Step four: test, then submit to the stores
Before launch, the app is tested on real devices to catch anything that breaks. Then it goes to Apple's App Store and Google Play for review — Apple in particular checks every app before it goes live. This needs an Apple Developer account (£79/year) and a Google Play account (a one-off £20). Apple's review can take a day or a few, so build in a little time. A developer who has shipped apps before knows how to get through review without nasty surprises.
Step five: launch and improve
Getting live is the start, not the finish. The apps that succeed keep improving — adding the features real users ask for, fixing issues, and staying current as phones change. This is why ongoing support matters, and why productised apps like Brightray's loyalty app roll hosting, updates and support into a simple £99/month.
Funding it when you have no big budget
Here is the part that stops many people: the money. Not everyone has £20,000 sitting ready. There are honest routes through it:
- Start productised. If your idea fits a proven platform, you launch for hundreds rather than tens of thousands, and prove it works before spending more.
- Build an MVP first. Spend a little to test the core idea, then reinvest what it earns.

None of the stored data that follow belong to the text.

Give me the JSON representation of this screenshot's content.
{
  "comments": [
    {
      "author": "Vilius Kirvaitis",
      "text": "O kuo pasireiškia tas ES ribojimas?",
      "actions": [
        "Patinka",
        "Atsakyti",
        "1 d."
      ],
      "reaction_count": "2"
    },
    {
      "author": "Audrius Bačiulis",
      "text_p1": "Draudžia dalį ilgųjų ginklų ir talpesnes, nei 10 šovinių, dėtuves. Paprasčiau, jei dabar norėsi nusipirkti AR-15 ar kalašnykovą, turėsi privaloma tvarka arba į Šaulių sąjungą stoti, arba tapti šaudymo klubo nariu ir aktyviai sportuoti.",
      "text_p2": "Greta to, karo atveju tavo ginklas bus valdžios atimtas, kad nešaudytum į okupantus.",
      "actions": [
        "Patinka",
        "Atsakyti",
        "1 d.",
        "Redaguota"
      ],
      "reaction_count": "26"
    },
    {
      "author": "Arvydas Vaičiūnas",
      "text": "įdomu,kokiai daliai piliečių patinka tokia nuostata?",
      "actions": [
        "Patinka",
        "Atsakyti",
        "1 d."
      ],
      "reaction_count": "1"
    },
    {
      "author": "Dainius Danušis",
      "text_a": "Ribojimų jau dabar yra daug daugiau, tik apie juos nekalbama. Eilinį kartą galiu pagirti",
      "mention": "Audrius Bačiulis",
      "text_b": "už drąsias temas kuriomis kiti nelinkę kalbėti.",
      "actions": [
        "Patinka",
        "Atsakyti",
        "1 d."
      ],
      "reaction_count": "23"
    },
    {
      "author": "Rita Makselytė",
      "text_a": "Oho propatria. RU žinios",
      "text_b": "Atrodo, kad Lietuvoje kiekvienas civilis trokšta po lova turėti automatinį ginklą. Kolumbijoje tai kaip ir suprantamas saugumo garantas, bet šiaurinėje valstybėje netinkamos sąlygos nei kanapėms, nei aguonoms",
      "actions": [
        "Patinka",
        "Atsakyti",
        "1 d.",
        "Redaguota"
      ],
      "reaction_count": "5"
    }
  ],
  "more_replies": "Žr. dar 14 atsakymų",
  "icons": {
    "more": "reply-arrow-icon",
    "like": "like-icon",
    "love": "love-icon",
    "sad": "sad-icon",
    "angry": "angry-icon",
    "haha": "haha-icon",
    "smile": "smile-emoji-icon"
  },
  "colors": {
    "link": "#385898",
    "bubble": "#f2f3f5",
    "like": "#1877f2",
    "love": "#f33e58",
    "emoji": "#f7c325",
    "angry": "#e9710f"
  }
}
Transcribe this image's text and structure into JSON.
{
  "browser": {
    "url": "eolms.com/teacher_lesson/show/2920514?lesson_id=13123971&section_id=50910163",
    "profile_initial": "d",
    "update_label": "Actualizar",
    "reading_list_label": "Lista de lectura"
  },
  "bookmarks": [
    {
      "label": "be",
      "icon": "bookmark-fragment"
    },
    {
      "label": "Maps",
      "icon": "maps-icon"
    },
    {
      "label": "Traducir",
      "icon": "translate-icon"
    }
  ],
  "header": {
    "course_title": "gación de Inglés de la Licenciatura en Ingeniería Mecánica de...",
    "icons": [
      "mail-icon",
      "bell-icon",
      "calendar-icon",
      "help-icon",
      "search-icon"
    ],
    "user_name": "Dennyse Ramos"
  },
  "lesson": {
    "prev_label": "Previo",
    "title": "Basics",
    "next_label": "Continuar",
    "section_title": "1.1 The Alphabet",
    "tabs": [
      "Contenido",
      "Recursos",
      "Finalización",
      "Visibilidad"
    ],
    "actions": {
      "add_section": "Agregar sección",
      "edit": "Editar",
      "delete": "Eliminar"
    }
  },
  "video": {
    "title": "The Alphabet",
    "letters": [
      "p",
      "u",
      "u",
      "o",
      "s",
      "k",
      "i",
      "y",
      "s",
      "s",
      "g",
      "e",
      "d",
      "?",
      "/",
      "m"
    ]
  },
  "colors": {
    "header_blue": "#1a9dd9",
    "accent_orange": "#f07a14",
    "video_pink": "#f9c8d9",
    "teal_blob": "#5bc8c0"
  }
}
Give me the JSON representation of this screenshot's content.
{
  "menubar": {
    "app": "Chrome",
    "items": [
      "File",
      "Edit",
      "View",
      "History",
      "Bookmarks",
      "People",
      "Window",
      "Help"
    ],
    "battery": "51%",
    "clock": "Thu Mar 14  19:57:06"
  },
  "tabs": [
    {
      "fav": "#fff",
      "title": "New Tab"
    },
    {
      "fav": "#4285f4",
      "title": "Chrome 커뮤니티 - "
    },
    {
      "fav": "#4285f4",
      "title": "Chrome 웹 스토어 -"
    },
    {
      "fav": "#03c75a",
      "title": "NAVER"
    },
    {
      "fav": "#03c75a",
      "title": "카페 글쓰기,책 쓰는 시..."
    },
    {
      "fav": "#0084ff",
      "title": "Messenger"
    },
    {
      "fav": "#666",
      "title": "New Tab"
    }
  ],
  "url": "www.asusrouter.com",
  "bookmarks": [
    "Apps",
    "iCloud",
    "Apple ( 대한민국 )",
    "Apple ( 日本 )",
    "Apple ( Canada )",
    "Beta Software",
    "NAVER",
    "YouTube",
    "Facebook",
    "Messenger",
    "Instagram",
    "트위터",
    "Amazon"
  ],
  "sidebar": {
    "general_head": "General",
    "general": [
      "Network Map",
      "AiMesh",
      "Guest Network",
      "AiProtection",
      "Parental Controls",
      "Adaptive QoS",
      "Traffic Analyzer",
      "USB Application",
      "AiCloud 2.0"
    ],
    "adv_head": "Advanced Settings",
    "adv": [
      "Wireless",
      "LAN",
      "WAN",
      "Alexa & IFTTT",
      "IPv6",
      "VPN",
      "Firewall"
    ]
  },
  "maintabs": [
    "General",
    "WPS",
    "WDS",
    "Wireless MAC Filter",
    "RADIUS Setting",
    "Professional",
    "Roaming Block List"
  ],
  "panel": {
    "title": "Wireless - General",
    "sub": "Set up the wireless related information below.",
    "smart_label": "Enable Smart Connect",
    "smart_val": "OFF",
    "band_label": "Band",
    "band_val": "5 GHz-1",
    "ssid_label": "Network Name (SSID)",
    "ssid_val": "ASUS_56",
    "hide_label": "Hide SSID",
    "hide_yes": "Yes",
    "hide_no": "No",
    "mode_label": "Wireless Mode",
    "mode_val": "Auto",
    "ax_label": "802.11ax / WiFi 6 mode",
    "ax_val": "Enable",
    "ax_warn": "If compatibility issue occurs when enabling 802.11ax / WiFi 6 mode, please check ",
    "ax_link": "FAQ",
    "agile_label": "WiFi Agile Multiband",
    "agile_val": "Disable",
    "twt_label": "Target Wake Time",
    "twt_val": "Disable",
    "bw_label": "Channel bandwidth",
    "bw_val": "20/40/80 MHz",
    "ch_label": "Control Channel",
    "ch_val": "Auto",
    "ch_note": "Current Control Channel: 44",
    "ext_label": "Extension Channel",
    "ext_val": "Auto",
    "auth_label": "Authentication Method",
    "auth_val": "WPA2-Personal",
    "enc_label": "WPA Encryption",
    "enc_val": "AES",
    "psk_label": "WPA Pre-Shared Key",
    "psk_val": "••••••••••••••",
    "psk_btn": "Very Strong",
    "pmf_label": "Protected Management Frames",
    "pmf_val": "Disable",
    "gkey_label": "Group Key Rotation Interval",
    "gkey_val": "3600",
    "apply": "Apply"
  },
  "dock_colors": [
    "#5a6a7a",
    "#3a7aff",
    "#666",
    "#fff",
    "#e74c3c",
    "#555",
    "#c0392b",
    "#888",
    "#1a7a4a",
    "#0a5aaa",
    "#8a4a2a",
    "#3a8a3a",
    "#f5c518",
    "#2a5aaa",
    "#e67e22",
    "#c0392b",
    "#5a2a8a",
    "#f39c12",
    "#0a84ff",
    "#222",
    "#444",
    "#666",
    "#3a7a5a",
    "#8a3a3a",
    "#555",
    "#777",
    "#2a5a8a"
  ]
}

- Revenue share. For startups and founders, Brightray offers revenue-share deals — we build the app and share in its success, so you are not paying the whole cost up front. It aligns everyone: the app has to actually work for both of us.
Brightray also handles confidential, NDA-first builds if your idea needs protecting before it is public.
The honest bottom line
From idea to App Store is a clear path: shape it, build the smallest useful version, test it, submit it, launch and improve. Keep the first version small, spend as little as you can to prove the idea, and use an MVP or a revenue-share deal if the budget is tight. The biggest mistake is building the whole dream before you know anyone wants it.
Got an idea and want to know the honest path to launch — and how to fund it? Message Brightray on WhatsApp at 07977 785345.
Asked and answered.
How do I get my app idea built?+
Follow five steps: shape the idea down to the one problem it solves, build an MVP (the simplest useful version), test it on real devices, submit it to Apple's App Store and Google Play for review, then launch and keep improving. Costs run from around £995 productised to £20,000+ bespoke.
What is an MVP and why start with one?+
An MVP — minimum viable product — is the simplest version of your app that does the main job and nothing else. Starting with one saves money and heartache: you test the idea with real users before spending £20,000-plus, then invest in what actually works.
How can I build an app with no budget?+
Start productised so you launch for hundreds rather than tens of thousands, build an MVP first and reinvest what it earns, or use a revenue-share deal. Brightray offers revenue share for startups — we build the app and share in its success, so you are not paying the whole cost up front.